I am glad for the “y” in this word as it made me curious enough to look up the word “vowel” on the internet. In a flurry of words, I learned (or learned again) that a vowel is a sound produced with an open vowel tract where some of the air must escape through the mouth. It is frictionless and continuant. Unlike with consonants, there is no build-up of air pressure along the vocal tract. Also noted is that the vowel forms the peak of a syllable. The word rhythm obviously needs that letter y!

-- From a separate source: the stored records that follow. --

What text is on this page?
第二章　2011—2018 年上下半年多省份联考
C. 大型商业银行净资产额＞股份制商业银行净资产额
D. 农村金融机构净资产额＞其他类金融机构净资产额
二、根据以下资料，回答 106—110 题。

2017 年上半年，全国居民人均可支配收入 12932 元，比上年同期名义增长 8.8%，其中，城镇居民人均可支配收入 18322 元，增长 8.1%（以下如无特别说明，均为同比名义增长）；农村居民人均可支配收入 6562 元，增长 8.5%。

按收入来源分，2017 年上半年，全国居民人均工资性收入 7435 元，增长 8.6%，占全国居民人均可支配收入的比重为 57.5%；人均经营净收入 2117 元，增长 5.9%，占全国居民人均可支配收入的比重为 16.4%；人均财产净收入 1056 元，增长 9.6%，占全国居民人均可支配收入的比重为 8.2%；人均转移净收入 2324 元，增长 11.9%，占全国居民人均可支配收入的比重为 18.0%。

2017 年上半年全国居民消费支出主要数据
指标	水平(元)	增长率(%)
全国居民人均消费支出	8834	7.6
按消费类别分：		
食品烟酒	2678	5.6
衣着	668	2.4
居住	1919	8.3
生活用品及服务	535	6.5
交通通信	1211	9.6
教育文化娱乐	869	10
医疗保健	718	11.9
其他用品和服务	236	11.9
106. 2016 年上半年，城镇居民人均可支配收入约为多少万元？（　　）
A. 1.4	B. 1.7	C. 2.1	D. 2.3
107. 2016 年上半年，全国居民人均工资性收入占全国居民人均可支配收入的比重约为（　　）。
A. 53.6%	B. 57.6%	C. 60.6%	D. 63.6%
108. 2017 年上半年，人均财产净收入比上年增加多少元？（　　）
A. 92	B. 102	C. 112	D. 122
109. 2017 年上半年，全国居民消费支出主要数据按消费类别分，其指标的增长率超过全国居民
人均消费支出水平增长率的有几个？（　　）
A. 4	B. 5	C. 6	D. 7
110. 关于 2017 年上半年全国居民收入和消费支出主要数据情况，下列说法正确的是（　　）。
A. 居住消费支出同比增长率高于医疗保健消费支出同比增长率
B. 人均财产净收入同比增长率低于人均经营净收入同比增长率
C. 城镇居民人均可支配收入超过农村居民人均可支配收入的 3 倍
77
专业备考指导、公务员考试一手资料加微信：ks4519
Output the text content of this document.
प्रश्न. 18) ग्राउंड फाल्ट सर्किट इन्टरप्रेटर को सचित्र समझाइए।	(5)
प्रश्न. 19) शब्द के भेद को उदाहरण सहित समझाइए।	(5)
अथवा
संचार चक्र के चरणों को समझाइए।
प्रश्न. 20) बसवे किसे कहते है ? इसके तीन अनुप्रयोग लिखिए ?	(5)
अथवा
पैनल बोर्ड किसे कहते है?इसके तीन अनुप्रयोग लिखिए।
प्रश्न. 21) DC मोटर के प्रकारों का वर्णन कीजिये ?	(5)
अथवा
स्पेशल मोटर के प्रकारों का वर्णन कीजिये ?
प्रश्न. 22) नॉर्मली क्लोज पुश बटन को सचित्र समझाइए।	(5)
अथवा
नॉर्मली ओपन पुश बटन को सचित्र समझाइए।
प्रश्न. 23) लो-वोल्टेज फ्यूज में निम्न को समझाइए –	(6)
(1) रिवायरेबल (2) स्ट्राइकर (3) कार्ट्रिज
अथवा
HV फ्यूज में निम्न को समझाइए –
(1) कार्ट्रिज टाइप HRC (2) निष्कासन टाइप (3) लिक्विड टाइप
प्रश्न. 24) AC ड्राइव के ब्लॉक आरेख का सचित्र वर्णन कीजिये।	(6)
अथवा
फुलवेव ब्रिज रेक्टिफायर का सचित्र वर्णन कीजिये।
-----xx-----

That seems to me a perfect description of the way we have been proceeding through these days. There is a felt sense of openness among the participants and no pressure for anyone to act in any way that is other than authentic, whether we are speaking, chanting or moving around the room in a dance of universal peace. We have been blessed with good weather, the only rain a swift downpour in the middle of Thursday night, that has allowed us to exercise our powers of conscious working together – in rhythm with one another – outside stacking wood or inside chopping vegetables. We have recognized the wisdom in the group in such an organic way that our purpose has already been fulfilled, it seems. The challenge will be to stay in the moment for this last day and a half so as not to miss those moments of pure knowing which are sure to come in our interaction and especially in our worship together. I trust, when we are taking leave of each other tomorrow noon, our sense and perhaps our parting words will be the familiar: “It is finished in beauty.”